Texas Jail Project

Harris County Jail Deaths Heat Up Race

By ALAN BERNSTEIN

Harris County Sheriff Tommy Thomas and Democratic election challenger Adrian Garcia clashed Thursday over inmate deaths in the county jail, with the Republican incumbent saying many accused criminals arrive there with life-threatening illnesses.

A few hours before that initial showdown between Thomas and Garcia, the candidates for district attorney continued their series of forums on other segments of the county's criminal justice system.

The U.S. Justice Department is investigating problems at the jail, the
full staffing of which requires overtime pay to deputies in Thomas'
agency. The problems include the deaths of about 140 inmates since
2001.

"There shouldn't be any (deaths)," Thomas said during a debate
videotaped for broadcast 8 tonight on KUHT (Channel 8). "But most of
these individuals have recurring problems when they came to the jail.

"This is 1.2 million people coming through this institution and a daily
population of 12,000," the sheriff continued. "We are talking a city
the size of Tomball or Humble or Katy. I challenge you to see how many
people in those cities die a year."

Garcia, a Houston councilman and former police officer, said, "We
shouldn't be talking statistics when it comes to human life.

"The Sheriff's Office has a constitutional mandate to serve, and
effectively treat the people in custody.

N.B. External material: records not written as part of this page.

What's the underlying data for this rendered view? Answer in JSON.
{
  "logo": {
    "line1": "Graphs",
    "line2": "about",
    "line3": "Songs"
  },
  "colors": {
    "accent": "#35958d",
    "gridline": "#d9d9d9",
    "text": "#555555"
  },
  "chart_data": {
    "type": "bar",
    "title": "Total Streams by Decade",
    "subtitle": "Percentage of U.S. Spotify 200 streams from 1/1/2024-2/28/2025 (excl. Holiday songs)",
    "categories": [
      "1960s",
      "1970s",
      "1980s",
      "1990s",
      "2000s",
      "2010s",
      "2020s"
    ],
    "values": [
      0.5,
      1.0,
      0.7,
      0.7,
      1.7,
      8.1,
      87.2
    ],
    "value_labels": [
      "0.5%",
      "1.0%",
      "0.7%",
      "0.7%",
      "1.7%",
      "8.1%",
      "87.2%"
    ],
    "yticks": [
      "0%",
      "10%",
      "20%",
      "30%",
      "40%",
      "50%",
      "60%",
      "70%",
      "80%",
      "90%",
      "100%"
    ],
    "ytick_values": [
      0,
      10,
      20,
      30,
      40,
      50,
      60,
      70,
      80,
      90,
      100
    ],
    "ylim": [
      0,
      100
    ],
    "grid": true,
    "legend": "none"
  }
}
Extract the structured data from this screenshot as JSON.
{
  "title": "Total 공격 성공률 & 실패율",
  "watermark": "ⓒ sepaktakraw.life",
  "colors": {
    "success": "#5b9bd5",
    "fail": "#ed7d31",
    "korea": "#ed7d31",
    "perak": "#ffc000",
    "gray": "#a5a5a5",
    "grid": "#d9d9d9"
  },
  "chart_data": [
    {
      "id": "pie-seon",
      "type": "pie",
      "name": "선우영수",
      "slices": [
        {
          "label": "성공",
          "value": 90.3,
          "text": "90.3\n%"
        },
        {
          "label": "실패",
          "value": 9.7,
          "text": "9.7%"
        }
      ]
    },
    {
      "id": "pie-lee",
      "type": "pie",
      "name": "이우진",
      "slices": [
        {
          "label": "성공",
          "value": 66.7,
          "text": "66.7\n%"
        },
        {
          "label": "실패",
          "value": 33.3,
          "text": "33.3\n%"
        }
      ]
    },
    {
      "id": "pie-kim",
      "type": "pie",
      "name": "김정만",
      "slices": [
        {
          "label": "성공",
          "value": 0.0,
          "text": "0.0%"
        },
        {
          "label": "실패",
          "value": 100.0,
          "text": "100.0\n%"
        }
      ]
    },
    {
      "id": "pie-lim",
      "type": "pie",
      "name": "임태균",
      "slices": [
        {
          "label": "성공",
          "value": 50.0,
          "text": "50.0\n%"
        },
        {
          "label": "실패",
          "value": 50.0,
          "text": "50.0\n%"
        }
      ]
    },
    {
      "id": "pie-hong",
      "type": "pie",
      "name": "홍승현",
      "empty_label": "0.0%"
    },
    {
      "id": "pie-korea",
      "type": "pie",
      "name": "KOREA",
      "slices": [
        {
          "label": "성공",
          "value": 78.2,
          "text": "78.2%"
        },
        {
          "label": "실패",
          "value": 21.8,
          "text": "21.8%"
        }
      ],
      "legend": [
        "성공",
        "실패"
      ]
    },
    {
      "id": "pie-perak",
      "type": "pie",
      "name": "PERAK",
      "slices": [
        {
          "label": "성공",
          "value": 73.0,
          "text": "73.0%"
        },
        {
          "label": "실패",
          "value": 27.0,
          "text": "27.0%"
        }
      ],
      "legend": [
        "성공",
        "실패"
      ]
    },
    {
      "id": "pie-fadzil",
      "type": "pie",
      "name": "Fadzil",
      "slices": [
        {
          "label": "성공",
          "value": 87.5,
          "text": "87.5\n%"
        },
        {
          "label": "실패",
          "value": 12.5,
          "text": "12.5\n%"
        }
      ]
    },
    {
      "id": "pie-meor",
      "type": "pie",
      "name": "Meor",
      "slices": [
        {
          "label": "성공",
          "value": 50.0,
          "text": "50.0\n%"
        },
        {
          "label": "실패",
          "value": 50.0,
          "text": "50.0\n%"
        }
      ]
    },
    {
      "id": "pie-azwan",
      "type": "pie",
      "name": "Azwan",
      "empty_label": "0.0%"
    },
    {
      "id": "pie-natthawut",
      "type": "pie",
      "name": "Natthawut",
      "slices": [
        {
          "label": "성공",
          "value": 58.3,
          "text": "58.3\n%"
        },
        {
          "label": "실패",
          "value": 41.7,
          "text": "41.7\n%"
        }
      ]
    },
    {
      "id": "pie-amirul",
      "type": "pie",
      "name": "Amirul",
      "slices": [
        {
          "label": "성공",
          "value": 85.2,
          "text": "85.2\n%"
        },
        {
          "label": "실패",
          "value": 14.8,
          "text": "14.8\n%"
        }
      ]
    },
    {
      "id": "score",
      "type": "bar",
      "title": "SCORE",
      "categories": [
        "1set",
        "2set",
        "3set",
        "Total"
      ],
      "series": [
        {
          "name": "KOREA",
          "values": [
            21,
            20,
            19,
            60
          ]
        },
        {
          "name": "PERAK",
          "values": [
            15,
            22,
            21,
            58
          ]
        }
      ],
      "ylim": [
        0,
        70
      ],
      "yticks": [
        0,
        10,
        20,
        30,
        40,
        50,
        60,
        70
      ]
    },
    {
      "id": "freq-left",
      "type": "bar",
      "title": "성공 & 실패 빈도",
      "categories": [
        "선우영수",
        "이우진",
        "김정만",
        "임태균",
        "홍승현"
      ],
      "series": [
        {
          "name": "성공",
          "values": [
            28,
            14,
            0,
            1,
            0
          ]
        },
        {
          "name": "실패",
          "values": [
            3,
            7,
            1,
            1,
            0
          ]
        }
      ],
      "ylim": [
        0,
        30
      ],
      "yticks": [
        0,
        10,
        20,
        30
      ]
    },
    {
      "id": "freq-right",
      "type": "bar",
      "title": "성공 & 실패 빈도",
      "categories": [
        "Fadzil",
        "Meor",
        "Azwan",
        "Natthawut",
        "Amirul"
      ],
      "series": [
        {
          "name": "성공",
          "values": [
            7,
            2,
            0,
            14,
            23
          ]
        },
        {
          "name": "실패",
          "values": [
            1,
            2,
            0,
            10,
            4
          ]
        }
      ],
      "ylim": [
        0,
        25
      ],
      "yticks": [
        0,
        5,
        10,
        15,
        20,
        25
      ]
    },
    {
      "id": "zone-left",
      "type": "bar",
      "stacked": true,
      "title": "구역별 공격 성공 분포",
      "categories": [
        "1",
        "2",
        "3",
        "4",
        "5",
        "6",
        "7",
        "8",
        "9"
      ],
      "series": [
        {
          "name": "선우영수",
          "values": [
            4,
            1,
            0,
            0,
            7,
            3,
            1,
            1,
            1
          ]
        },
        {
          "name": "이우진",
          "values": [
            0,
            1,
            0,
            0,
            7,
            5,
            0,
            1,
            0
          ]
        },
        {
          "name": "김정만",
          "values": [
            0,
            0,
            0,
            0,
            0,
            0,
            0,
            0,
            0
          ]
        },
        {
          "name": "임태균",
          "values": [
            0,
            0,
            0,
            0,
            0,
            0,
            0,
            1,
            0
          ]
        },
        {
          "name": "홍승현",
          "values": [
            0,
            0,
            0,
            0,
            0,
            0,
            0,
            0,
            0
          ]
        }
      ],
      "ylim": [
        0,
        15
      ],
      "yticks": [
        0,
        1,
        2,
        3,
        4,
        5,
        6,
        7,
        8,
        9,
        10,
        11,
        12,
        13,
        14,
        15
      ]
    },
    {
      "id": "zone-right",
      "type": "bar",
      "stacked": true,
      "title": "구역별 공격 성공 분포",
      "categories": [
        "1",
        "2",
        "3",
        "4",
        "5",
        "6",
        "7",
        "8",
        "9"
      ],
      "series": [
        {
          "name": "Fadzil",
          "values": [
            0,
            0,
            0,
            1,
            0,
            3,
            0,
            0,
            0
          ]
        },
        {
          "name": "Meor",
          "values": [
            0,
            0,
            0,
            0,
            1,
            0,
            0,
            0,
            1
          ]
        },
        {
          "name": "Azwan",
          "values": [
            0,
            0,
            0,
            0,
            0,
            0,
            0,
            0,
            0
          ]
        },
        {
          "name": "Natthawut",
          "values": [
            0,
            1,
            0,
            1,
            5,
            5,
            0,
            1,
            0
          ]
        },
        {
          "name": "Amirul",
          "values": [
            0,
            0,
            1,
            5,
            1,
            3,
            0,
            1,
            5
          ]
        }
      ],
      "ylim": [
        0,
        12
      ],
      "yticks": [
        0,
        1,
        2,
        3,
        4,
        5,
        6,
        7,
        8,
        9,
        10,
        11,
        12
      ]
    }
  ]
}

Look into the face of the
parents whose children are in custody and you tell them your kid dies
in the custody of the Harris County Sheriff's Office."

"First of all, it's not children," Thomas retorted.

Garcia said that because the Sheriff's Office keeps inmate medical
records on paper rather than computer, jail physicians may not have
immediate access to such records when ill people end up in the jail as
repeat accused offenders.

"You should have those medical records immediately available and who
knows how that delay could have played into some of these deaths,"
Garcia said.

In addition to the Friday broadcast, the episode of Red White and Blue:
The Great Debate Series will be shown again 5 p.m. Sunday.

Thomas also defended the contract deputy program, saying that the
practice of civic associations paying for deputies to provide extra
patrols of their unincorporated neighborhoods puts more officers on the
streets through overtime pay.

The department filled deputy positions paid for by civic associations
and municipal utility districts, while about a fifth of the 352 regular
patrol slots remained vacant, the Chronicle reported this year.

Garcia said the program is mismanaged: "It should be a true
supplemental program. It shouldn't be the way you do business" with
primary law enforcement.

In the debate about the district attorney's office, Democrat and former
Houston Police Chief C.O. Bradford and Republican former judge Pat
Lykos questioned each other's qualifications.

Lykos, speaking to the local chapter of Women Professionals in
Government, pointed out that Bradford was chief during the HPD crime
lab crisis and the misguided 2002 raid at a Kmart where 273 people were
arrested on trespassing charges that later were dismissed.

Referring to the team of HPD lawyers that Bradford said he supervised,
she said, "If there was 10 lawyers in that office, why didn't they do
something about it?"

Bradford noted that serious flaws in evidence produced by the crime lab
started before he was chief from 1996 to 2003.

"Surely I made some mistakes, as it relates to being chief of police,
in some capacity for seven years there," he said. "But anyone who has
not made a mistake has not made decisions. Because (Lykos) hasn't led a
large organization and she hasn't supervised attorneys, she doesn't
have that type of experience."

The DA's office needs a leader with such experience, he said.